During the 19th century, Dr. William H. Robb and other spirited local citizens formed an association to establish a library in the city of Amsterdam. At the initial site, funds for obtaining books and carrying on the work of the library were obtained through subscriptions, contributions and entertainments. An annual fee of $1 allowed subscribers to draw books for one year.

In 1895, the Amsterdam Library Association applied for membership in the University of the State of New York, and when granted, declared the library open for free use by Amsterdam city and town residents. Mr. David Cady's donation of a $10,000 property on Main Street helped to maintain the library programs and facilities during the era that followed.

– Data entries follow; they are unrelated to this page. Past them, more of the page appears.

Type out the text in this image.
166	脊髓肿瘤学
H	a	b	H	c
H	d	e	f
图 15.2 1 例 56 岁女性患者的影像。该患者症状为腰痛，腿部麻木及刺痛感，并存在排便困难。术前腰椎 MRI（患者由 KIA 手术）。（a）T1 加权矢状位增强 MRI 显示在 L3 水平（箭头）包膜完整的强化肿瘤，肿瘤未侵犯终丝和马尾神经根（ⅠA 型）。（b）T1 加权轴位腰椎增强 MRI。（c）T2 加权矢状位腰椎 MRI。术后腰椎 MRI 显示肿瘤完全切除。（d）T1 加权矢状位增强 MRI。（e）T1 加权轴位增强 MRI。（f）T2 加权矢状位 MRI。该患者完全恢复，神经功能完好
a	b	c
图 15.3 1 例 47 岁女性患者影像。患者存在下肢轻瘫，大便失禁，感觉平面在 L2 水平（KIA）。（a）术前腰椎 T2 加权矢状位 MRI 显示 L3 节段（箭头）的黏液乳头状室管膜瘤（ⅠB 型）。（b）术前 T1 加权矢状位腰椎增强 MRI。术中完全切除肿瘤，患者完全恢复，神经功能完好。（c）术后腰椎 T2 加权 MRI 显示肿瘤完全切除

After Dr. Robb passed away in 1898, the association's second elected president, Dr. S.H. French, applied to Andrew Carnegie for a capital gift. At the time, the famous industrialist issued numerous grants across the United States which led to construction of 1,689 new libraries between 1883 and 1929. On Feb. 4, 1902, Dr. French received the following handwritten answer to the Amsterdam Library Association's funding request:

Responding to your communication, if the City of Amsterdam will pledge itself to the support of a free library at the cost of not less than $2,500 a year and provide a suitable site, I will be glad to furnish $25,000 to erect a free public library building.

Andrew Carnegie

The Amsterdam Free Library was built in 1902 on the corner of Church and Livingston streets (now Route 5). Like most Carnegie libraries, the Amsterdam Free Library's design included a prominent doorway and a raised stairway entrance which symbolize "open access to all" and "elevation through learning." The doors on Church Street opened Nov. 3, 1903, and 110 years later, the library continues to elevate the Amsterdam community.

LEE MILLER of Amsterdam is the author of "Kali Sunset"

and a Friends of the Amsterdam Free Library member.